EDA: Easy Data Augmentation Techniques for Boosting Performance on Text Classification Tasks (1901.11196v2)

Abstract: We present EDA: easy data augmentation techniques for boosting performance on text classification tasks. EDA consists of four simple but powerful operations: synonym replacement, random insertion, random swap, and random deletion. On five text classification tasks, we show that EDA improves performance for both convolutional and recurrent neural networks. EDA demonstrates particularly strong results for smaller datasets; on average, across five datasets, training with EDA while using only 50% of the available training set achieved the same accuracy as normal training with all available data. We also performed extensive ablation studies and suggest parameters for practical use.

EDA: Easy Data Augmentation Techniques for Boosting Performance on Text Classification Tasks

The paper "EDA: Easy Data Augmentation Techniques for Boosting Performance on Text Classification Tasks" introduces a set of straightforward yet effective data augmentation techniques specifically designed for NLP tasks. These techniques are termed as Easy Data Augmentation (EDA) and consist of four primary operations: synonym replacement (SR), random insertion (RI), random swap (RS), and random deletion (RD).

Outline and Contributions

The primary contributions of this paper include:

1. Introduction of EDA: A suite of basic text editing techniques aimed at improving model performance on text classification tasks.
2. Impact on Smaller Datasets: Demonstrates that EDA techniques significantly boost the model performance, especially on smaller datasets.
3. Systematic Evaluation: Evaluation across five benchmark datasets and two commonly used neural architectures (Convolutional Neural Networks (CNNs) and Recurrent Neural Networks (RNNs)).
4. Extensive Ablation Studies: Detailed ablation studies that isolate the impact of each augmentation technique and provide practical guidelines for their effective usage.

Methodology

EDA employs four simple operations for augmenting text data:

• Synonym Replacement (SR): Replaces words in a sentence with their synonyms.
• Random Insertion (RI): Randomly inserts synonyms of randomly chosen words at random positions in the sentence.
• Random Swap (RS): Swaps the positions of randomly chosen word pairs in the sentence.
• Random Deletion (RD): Removes words from a sentence with a fixed probability.

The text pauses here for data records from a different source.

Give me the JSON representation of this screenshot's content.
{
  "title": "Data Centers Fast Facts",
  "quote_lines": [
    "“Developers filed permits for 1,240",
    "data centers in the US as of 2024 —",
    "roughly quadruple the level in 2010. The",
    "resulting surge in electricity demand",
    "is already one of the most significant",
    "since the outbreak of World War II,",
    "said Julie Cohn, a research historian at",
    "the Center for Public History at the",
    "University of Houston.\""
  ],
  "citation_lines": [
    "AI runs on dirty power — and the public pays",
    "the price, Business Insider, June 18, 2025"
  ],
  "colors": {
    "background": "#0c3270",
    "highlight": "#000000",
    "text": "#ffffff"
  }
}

These techniques are straightforward to implement and do not require significant computational resources.

Experimental Setup

The experiments are conducted on five text classification tasks:

1. SST-2: Stanford Sentiment Treebank.
2. CR: Customer Reviews.
3. SUBJ: Subjectivity/Objectivity Dataset.
4. TREC: Question Type Dataset.
5. PC: Pro-Con Dataset.

The models evaluated include RNNs, specifically utilizing Long Short-Term Memory (LSTM) cells, and CNNs configured for text classification.

Results

EDA demonstrates notable performance improvements, particularly evident in scenarios with limited training data. Key findings include:

• Overall Improvement: EDA achieved an average improvement of 0.8% for full datasets and 3.0% for datasets restricted to 500 training samples.
• Efficiency with Limited Data: When using only 50% of the training data augmented by EDA, models achieved performance comparable to using the full dataset without EDA.
• Visual Consistency: Latent space visualization indicated that EDA-preserved sentence semantics, suggesting augmented sentences typically retained their true class labels.

Ablation Studies

Detailed ablation studies revealed the contribution of each EDA operation to performance gains:

• Synonym Replacement (SR): Effective at low augmentation levels, declines at higher values.
• Random Insertion (RI): Stable gains across a range of augmentation levels.
• Random Swap (RS): High gains at low levels, diminishing returns as swaps increase.
• Random Deletion (RD): Most effective at low deletion levels, substantial performance loss at higher levels.

Empirical evidence suggests that an augmentation factor ($\alpha$) of 0.1 provides a balance between efficacy and maintaining data integrity.

Practical Recommendations

The paper provides practical parameters for deploying EDA based on dataset size:

• Smaller datasets benefit from higher augmentation rates.
• Parameters such as $\alpha$ and the number of augmented sentences ($n_{aug}$) are optimized for different data sizes to maximize performance gains.

Comparison with Related Work

EDA is positioned as an easy-to-implement approach compared to more complex techniques like variational auto-encoders (VAEs) and back-translation, which require additional models and external datasets. EDA's simplicity and independence from external datasets make it a versatile tool for various NLP tasks.

Discussion and Limitations

While EDA shows significant advantages for smaller datasets, its impact diminishes with large datasets or when using pre-trained models like BERT or ELMo. Additionally, comparing EDA's efficacy with related work presents challenges due to differing evaluation methodologies and datasets.

Conclusion

EDA contributes valuable insights into data augmentation for NLP, showcasing that simple operations can yield meaningful improvements in text classification tasks. These enhancements are especially critical for models trained on small datasets. While EDA may not represent the zenith of text augmentation techniques, its simplicity and effectiveness offer a robust baseline for future research endeavors.